Portant les débris à la poubelle, il dit:
- Vous avez dit tout à l'heure être une reine mais...
- La reine blanche, soeur de la reine rouge, en effet.
- Je n'arrive pas à comprendre: comment êtes-vous entrée ici ?
- Et bien...
La jeune femme sembla réfléchir, une main sur le menton:
- Disons que nous avons toujours été autre part. C'est une erreur, mais elle sera bien vite rectifiée, ne vous inquiétez pas !
Morgan hocha doucement la tête:
- Je vois... Non, soyons honnête, je ne vois pas du tout.
- Alors, je vais vous aider, mais avant, dites-moi, clama soudainement la reine blanche en mettant les deux fourchettes sur sa tête comme des cornes, connaissez-vous un jeune homme très maigre, yeux et cheveux noirs ? De naturel rêveur, et assez biscrouflette !
Elle explosa d'un rire hystérique, avant de s'arrêter devant la tête étonnée et sceptique du médecin.
- Tout les médecins qui se trouvent ici sont tenus au secret.
- C'est donc un patient.
- Je n'ai pas dit ça. rétorqua Morgan faiblement.
- Vous l'avez préconisé. C'est magnifique ! Je savais que les humains avaient la tête sur terre.
Elle posa une main sur la poignée du bureau menant au couloir:
- Au revoir, cher hibou !
- Attendez ! dit Morgan Caligari, alors que la jeune femme ouvrai grand la porte. Vous... Vous n'êtes pas autorisée à aller voir d'autres patients !
- Pourquoi ? demanda Mirana, une mimique burlesque sur le visage.
- Mais... C'est interdit, voilà tout !
- Vous êtes beaucoup trop compliqués ici. acheva-t-elle. Pourquoi vous limiter alors qu'un chimpanzé pourrait être une tasse de thé, ou une humeur ? Le savoir est une malédiction.

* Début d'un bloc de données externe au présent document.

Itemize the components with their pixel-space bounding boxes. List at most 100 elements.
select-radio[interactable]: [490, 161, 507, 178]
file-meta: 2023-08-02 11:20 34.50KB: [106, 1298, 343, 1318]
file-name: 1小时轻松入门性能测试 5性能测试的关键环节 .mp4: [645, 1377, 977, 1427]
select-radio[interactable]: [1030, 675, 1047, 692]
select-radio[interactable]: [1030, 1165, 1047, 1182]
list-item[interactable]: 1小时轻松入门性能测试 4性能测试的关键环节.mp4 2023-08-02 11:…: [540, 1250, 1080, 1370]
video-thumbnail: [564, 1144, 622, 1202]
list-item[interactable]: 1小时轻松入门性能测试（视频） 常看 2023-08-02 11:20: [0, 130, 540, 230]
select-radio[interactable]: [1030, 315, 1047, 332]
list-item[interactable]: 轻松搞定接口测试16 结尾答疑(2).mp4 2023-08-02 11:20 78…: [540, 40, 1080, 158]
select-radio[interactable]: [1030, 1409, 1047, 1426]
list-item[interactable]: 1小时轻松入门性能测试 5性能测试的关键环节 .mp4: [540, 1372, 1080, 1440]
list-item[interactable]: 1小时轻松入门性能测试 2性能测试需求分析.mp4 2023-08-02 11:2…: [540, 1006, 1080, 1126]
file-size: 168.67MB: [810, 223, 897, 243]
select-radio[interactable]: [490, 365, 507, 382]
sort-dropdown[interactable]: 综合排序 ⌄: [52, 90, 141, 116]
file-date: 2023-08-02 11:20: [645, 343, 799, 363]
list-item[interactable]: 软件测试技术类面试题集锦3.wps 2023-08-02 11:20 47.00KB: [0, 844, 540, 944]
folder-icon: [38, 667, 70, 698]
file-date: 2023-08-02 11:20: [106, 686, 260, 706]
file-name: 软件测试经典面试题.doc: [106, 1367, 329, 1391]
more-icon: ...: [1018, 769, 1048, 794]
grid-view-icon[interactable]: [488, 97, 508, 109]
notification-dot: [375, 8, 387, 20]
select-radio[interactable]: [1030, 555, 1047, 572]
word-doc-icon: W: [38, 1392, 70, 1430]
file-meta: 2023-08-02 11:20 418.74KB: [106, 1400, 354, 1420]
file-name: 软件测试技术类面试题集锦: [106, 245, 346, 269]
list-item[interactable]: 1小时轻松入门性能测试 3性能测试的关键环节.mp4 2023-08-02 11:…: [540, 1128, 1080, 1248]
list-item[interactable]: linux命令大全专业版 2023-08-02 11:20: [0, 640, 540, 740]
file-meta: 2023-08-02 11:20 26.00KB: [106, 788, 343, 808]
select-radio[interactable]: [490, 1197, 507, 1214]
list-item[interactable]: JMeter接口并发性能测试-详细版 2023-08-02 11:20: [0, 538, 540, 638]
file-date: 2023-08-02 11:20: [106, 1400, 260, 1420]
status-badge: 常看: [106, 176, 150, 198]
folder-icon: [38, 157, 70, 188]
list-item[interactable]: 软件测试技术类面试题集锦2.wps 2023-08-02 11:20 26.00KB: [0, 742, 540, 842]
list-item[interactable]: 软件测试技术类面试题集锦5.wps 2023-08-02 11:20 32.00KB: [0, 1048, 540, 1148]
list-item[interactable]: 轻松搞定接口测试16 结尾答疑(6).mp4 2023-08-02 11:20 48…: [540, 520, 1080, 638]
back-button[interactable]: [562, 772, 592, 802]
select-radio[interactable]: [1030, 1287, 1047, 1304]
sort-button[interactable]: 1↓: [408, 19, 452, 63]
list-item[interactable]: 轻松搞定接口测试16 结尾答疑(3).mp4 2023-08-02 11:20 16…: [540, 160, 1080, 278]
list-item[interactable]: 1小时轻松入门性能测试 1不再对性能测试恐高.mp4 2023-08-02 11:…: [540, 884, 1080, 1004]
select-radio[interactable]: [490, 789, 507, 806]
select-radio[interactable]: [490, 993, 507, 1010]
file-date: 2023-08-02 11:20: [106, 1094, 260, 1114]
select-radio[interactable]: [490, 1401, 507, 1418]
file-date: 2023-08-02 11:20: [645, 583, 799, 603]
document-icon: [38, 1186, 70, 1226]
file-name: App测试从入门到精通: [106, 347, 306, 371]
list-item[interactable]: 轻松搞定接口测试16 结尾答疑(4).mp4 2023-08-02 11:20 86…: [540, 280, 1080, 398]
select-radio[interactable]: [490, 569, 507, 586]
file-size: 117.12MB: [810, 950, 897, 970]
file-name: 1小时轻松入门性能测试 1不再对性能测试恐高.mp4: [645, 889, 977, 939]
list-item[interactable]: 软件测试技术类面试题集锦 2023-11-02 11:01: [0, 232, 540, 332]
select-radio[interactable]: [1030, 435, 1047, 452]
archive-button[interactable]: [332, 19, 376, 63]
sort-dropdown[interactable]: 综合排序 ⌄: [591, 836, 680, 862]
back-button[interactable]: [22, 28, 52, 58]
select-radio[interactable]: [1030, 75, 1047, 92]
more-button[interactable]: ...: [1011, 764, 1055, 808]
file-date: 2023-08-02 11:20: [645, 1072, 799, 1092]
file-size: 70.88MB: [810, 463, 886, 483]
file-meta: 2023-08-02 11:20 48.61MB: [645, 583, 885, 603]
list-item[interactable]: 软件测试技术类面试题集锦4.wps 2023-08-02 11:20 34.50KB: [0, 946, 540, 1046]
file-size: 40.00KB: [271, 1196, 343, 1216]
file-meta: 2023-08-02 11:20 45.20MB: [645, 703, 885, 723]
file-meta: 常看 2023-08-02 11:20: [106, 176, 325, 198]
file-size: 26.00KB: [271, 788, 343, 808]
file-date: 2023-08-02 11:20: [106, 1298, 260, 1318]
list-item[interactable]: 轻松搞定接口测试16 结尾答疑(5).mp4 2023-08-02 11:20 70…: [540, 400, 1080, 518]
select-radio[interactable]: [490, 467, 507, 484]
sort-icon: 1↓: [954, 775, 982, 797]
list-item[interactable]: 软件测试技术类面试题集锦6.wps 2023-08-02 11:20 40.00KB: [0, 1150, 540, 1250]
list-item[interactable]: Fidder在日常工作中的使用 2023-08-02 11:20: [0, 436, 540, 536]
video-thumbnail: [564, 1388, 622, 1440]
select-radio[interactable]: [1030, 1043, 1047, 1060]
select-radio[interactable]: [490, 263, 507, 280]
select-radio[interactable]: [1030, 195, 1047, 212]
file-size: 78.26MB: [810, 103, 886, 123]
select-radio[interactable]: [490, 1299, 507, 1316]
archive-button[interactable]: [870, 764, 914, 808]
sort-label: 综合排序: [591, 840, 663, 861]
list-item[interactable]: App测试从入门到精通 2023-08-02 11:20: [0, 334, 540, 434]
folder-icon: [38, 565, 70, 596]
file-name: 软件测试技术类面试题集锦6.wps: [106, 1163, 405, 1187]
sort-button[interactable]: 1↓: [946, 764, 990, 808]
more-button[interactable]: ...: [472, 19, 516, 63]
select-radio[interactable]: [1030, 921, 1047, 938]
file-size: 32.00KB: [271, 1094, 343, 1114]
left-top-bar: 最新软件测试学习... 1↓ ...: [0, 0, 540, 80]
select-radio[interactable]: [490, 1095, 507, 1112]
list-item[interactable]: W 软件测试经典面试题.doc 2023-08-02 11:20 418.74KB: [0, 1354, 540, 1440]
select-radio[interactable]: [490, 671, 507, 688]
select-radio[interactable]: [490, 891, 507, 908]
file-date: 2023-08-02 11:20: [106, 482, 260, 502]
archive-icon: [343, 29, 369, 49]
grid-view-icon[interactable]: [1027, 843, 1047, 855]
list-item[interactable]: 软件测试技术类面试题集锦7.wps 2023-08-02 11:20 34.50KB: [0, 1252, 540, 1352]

Elle continua sa route, alors que le médecin se précipitait à sa suite:
- Comment connaissez-vous EL ?
- EL ? C'est ainsi que vous l'appelez, ici ?
- Vous le connaissez, donc !
- Plutôt, oui... souffla la reine blanche, en observant le long couloir blanc. Où se trouve-t-il ?
Le cerveau de Morgan, bien encombré des mots étranges et surprenants de Mirana, tournait à toute allure. EL, qui restait un mystère inaccessible, avait donc des gens de sa connaissance venus lui rendre visite. Mais quel était le lien entre Alice et Lerêveur ?
- Bonne question, docteur ! répondit Mirana, alors que Morgan se rendait compte qu'il avait parlé tout haut. Le fait est que vous ne pourriez pas comprendre, si on vous l'expliquait.
Sortant la carte de sa poche, il la posa sur une serrure, la porte menant à la cellule d'EL. La clé qui y était accrochée permit au médecin de déverrouiller la porte.
- Entrez. murmura-t-il, déjà émoustillé de voir ce qui allait se produire entre l'étrange femme et son patient.